Rhumatologie
Fracture atypique du fémur : le tériparatide est une option thérapeutique mal étayée
Le tériparatide, la séquence active (1-34) de la parathormone humaine endogène, donne des résultats peu étayés sur la consolidation des fractures atypiques du fémur survenant dans les suites d’un traitement bisphosphonate.
- GILE/SIPA
Il s’agit de la première étude avec des données histologique à montrer que, chez les patients atteints de fractures atypiques du fémur survenant sous bisphosphonate, un traitement par tériparatide améliore la densité minérale osseuse et les marqueurs de renouvellement osseux mais que l’effet sur la consolidation des fractures atypiques du fémur est peu étayé. Ces résultats, rapportés dans le Journal of Bone and Mineral Research, suggèrent une possible efficacité du tériparatide sans la démontrer formellement.
Des résultats discordants
A 24 mois, le traitement par tériparatide conduit à un turn-over des marqueurs biologiques plus élevé et une augmentation de la densité minérale osseuse au niveau de l’absorptiométrie lombaire (6.1% p <0.05) par rapport à l’inclusion, mais les effets sont modestes sur les autres paramètres de surveillance.
Surtout, les effets sur la guérison des fractures sont peu parlants : 6 patientes ont des fractures consolidées, 3 sont partiellement guéries, 2 sont inchangées et 1 a une pseudarthrose. Une femme a eu 2 fractures : la fracture qui s'est produite avant le traitement par tériparatide est guérie, mais celle qui est survenue sous tériparatide est seulement partiellement consolidée.
Doute sur la cause des fractures atypiques du fémur
L’explication habituellement avancée dans la survenue de fractures atypiques du fémur sous traitement bisphosphonate prolongé est qu'il y aurait une suppression exagérée du renouvellement osseux.
Dans cette perspective, le tériparatide avec son effet ostéoformateur et hyper-remodeleur, a été utilisé hors-AMM pour consolider ces fractures, en particulier celles détectées à un stade précoce.
Cependant, les biopsies osseuses trans-iliaques qui ont été réalisées dans cette étude n’ont pas permis de retrouver cette suppression exagérée du remodelage osseux ce qui affaibli le rationnel d’utilisation du tériparatide.
Une étude sur les fractures atypiques du fémur
Une étude prospective, en ouvert, a été organisée à partir de patientes qui avaient déjà été traitées par bisphosphonates et qui avaient une fracture atypique du fémur. Du fait de la rareté de ces fractures, 14 femmes de race blanche âgées entre 52 et 83 ans ont été recrutées à travers selon différentes modalités et via des annonces dans la presse régionale. Toutes les patientes avaient eu une fracture atypique du fémur dans les 12 mois suivant le dépistage et avaient été traités par bisphosphonates IV ou oraux avant la fracture.

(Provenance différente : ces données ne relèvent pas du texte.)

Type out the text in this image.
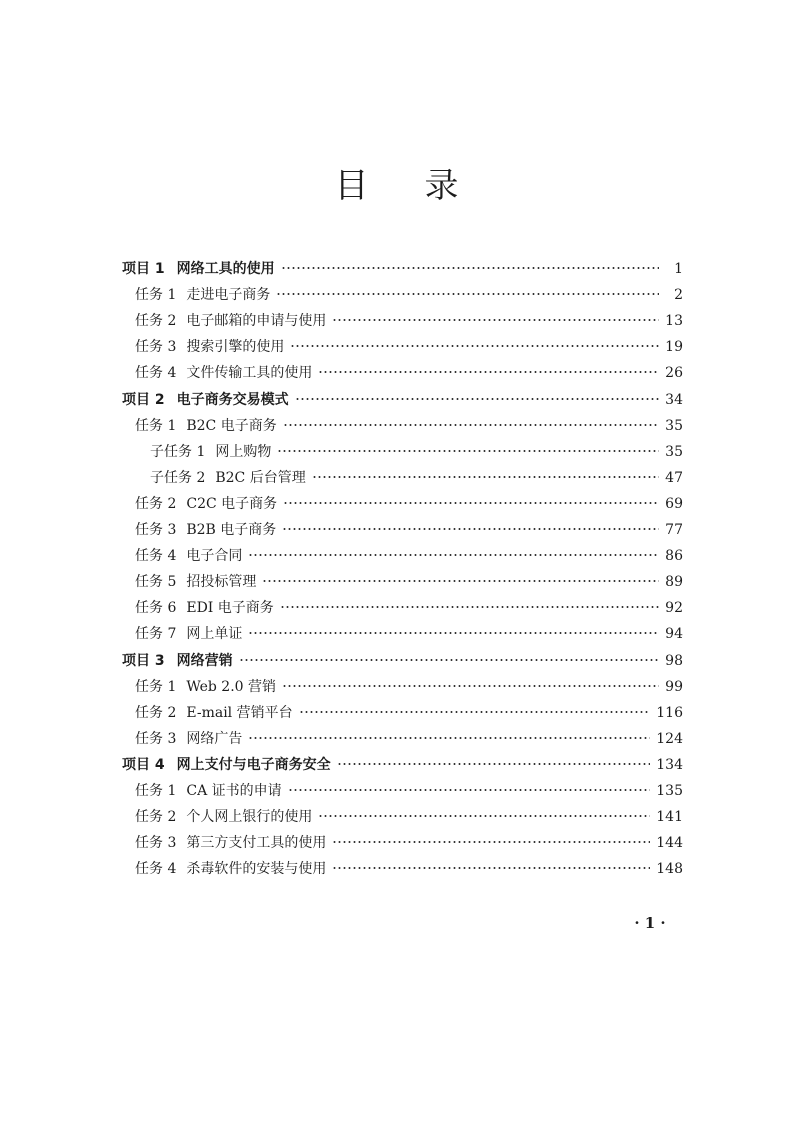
目录
项目 1 网络工具的使用	1
任务 1 走进电子商务	2
任务 2 电子邮箱的申请与使用	13
任务 3 搜索引擎的使用	19
任务 4 文件传输工具的使用	26
项目 2 电子商务交易模式	34
任务 1 B2C 电子商务	35
子任务 1 网上购物	35
子任务 2 B2C 后台管理	47
任务 2 C2C 电子商务	69
任务 3 B2B 电子商务	77
任务 4 电子合同	86
任务 5 招投标管理	89
任务 6 EDI 电子商务	92
任务 7 网上单证	94
项目 3 网络营销	98
任务 1 Web 2.0 营销	99
任务 2 E-mail 营销平台	116
任务 3 网络广告	124
项目 4 网上支付与电子商务安全	134
任务 1 CA 证书的申请	135
任务 2 个人网上银行的使用	141
任务 3 第三方支付工具的使用	144
任务 4 杀毒软件的安装与使用	148
· 1 ·
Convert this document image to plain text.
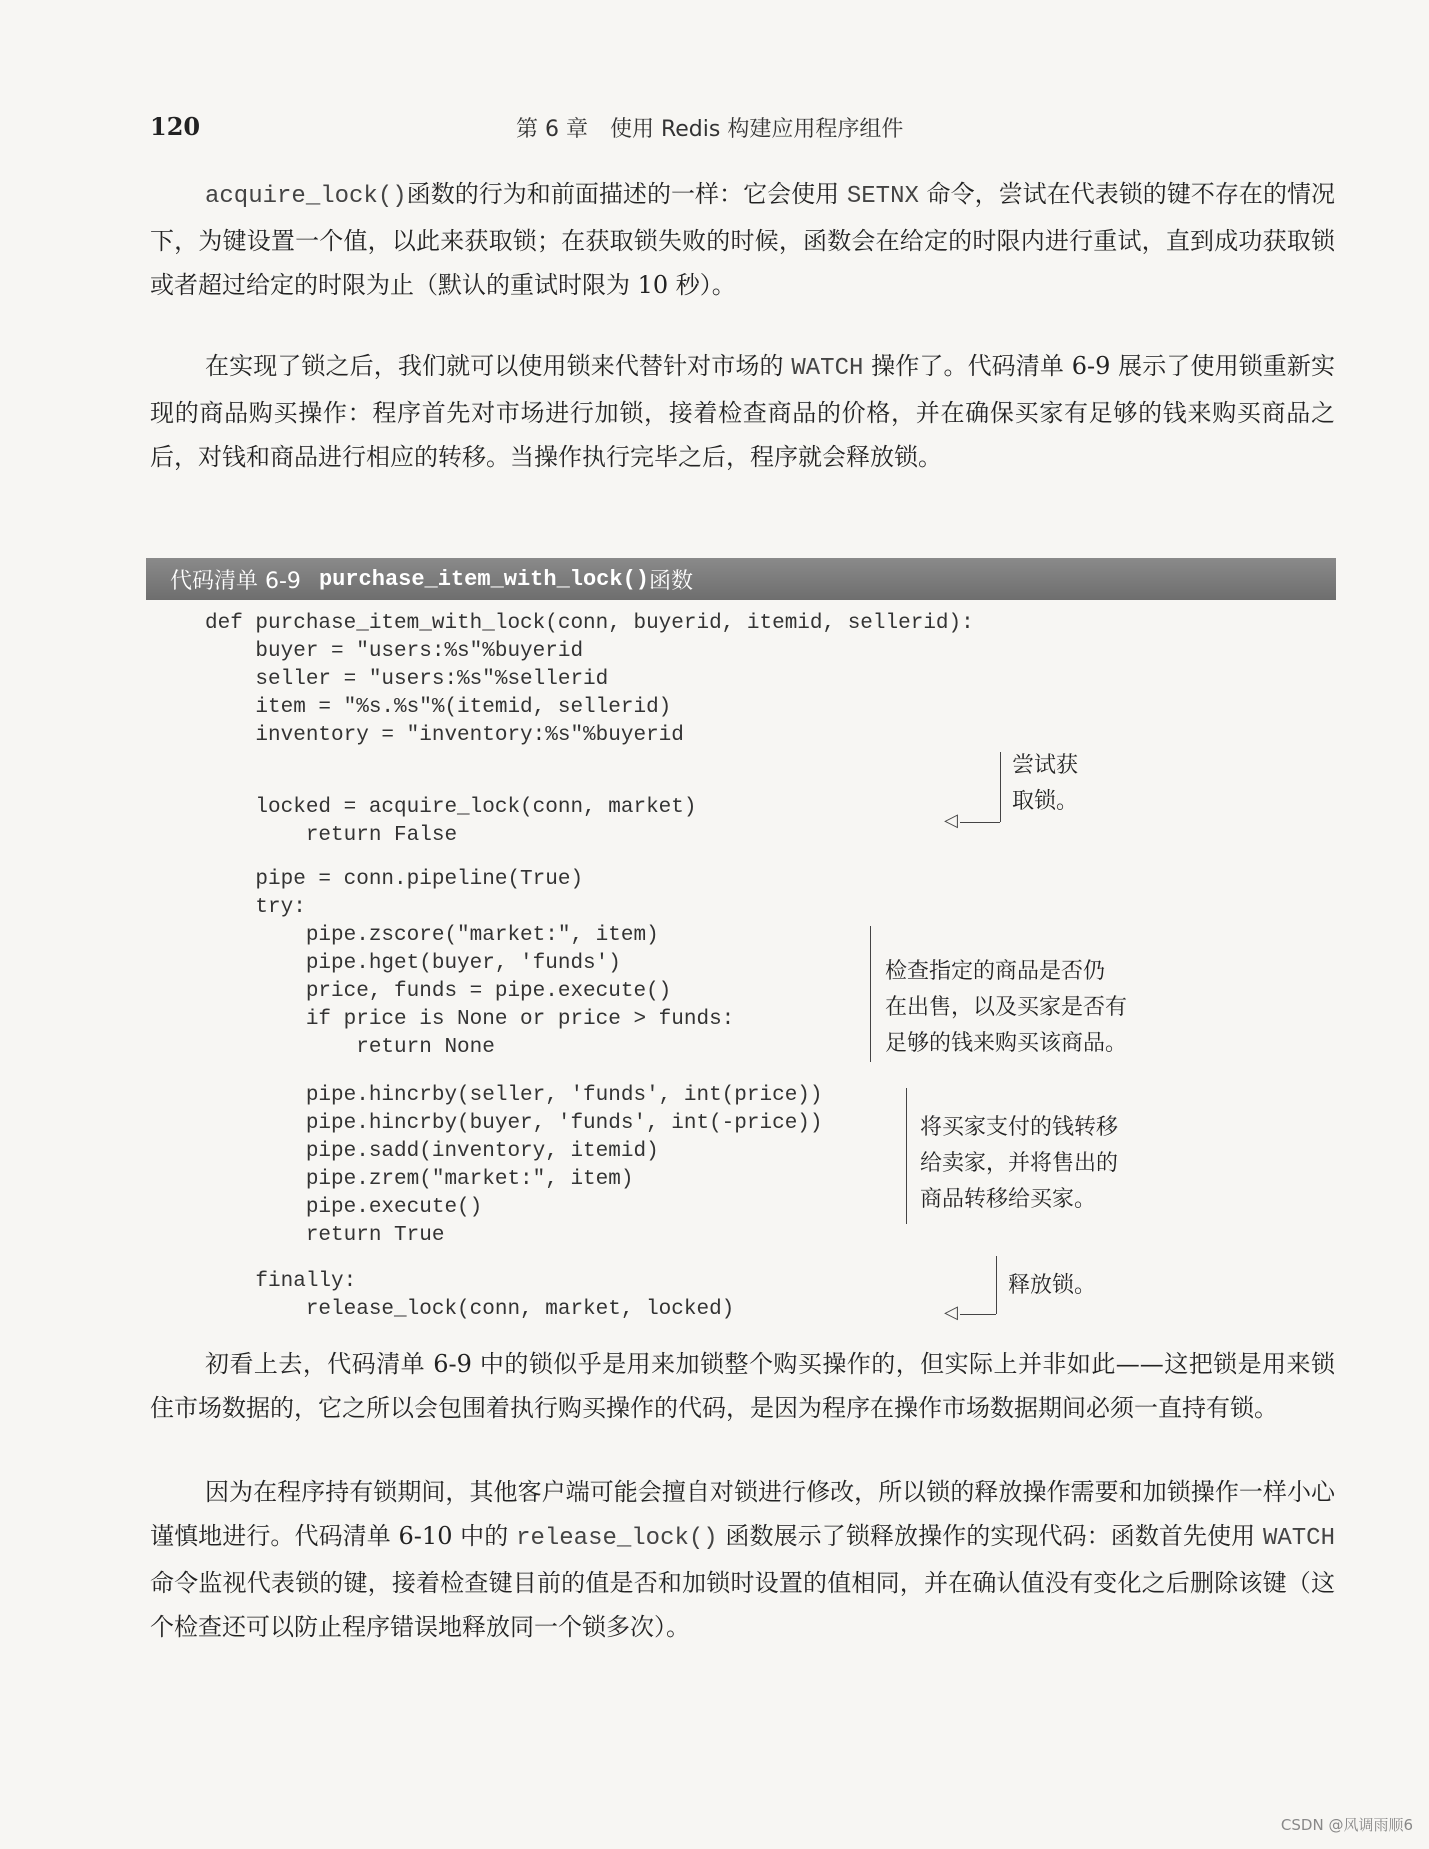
120	第 6 章　使用 Redis 构建应用程序组件
acquire_lock()函数的行为和前面描述的一样：它会使用 SETNX 命令，尝试在代表锁的键不存在的情况下，为键设置一个值，以此来获取锁；在获取锁失败的时候，函数会在给定的时限内进行重试，直到成功获取锁或者超过给定的时限为止（默认的重试时限为 10 秒）。
在实现了锁之后，我们就可以使用锁来代替针对市场的 WATCH 操作了。代码清单 6-9 展示了使用锁重新实现的商品购买操作：程序首先对市场进行加锁，接着检查商品的价格，并在确保买家有足够的钱来购买商品之后，对钱和商品进行相应的转移。当操作执行完毕之后，程序就会释放锁。
代码清单 6-9 purchase_item_with_lock() 函数
def purchase_item_with_lock(conn, buyerid, itemid, sellerid):
buyer = "users:%s"%buyerid
seller = "users:%s"%sellerid
item = "%s.%s"%(itemid, sellerid)
inventory = "inventory:%s"%buyerid
locked = acquire_lock(conn, market)
return False
pipe = conn.pipeline(True)
try:
pipe.zscore("market:", item)
pipe.hget(buyer, 'funds')
price, funds = pipe.execute()
if price is None or price > funds:
return None
pipe.hincrby(seller, 'funds', int(price))
pipe.hincrby(buyer, 'funds', int(-price))
pipe.sadd(inventory, itemid)
pipe.zrem("market:", item)
pipe.execute()
return True
finally:
release_lock(conn, market, locked)
◁
尝试获
取锁。
检查指定的商品是否仍
在出售，以及买家是否有
足够的钱来购买该商品。
将买家支付的钱转移
给卖家，并将售出的
商品转移给买家。
◁
释放锁。
初看上去，代码清单 6-9 中的锁似乎是用来加锁整个购买操作的，但实际上并非如此——这把锁是用来锁住市场数据的，它之所以会包围着执行购买操作的代码，是因为程序在操作市场数据期间必须一直持有锁。
因为在程序持有锁期间，其他客户端可能会擅自对锁进行修改，所以锁的释放操作需要和加锁操作一样小心谨慎地进行。代码清单 6-10 中的 release_lock() 函数展示了锁释放操作的实现代码：函数首先使用 WATCH 命令监视代表锁的键，接着检查键目前的值是否和加锁时设置的值相同，并在确认值没有变化之后删除该键（这个检查还可以防止程序错误地释放同一个锁多次）。
CSDN @风调雨顺6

À l’inclusion et à 12 et 24 mois, la densité minérale osseuse (DMO) a été mesurée par absorptiométrie à rayons X (DXA) au niveau de la colonne lombaire et de la hanche totale. Par ailleurs, le score osseux trabéculaire (TBS), les marqueurs de renouvellement osseux (BTM), la consolidation des fractures et l’analyse quantitative de l’architecture de l'os (biopsies osseuses de la crête iliaque) ont été réalisés. Dans l'ensemble, les participants avaient un large éventail de valeurs de référence de la DMO, de la BTM et du TBS.
En pratique
Bien que ces fractures atypiques du fémur soient sérieuses, elles sont assez rares (entre 1 pour 10 000 et 5 pour 10 000) et les risques après une fracture atypique du fémur sont inférieurs à ceux survenant après une fracture de la hanche ostéoporotique typique.
Les bisphosphonates sont des médicaments efficaces dans le traitement de l'ostéoporose au niveau fémoral mais aussi sur les autres os (vertèbres, humérus, poignet, côtes…). Leur prescription trop prolongée et/ou répétée a cependant été incriminée comme étant à l’origine de rares fractures atypiques du fémur.
Cette étude ouverte, et dont le recrutement est biaisé, ne permet pas de valider le mécanisme de blocage exagéré du remodelage osseux incriminé en cas de fractures atypiques du fémur survenant après un traitement bisphosphonate. L’intérêt mécanistique et l’efficacité du tériparatide pour consolider ces fractures atypiques du fémur restent donc douteux.
Le principal enjeu pour les médecins est donc d’expliquer aux patientes qu’elles doivent immédiatement consulter si une douleur antérieure et profonde de la cuisse apparaît et persiste sous un traitement bisphosphonate, surtout si celui-ci est prolongé. Dans ces circonstances, les médecins doivent faire faire une tomodensitométrie du fémur à la recherche des premières modifications osseuses qui pourraient suggérer une fracture atypique du fémur.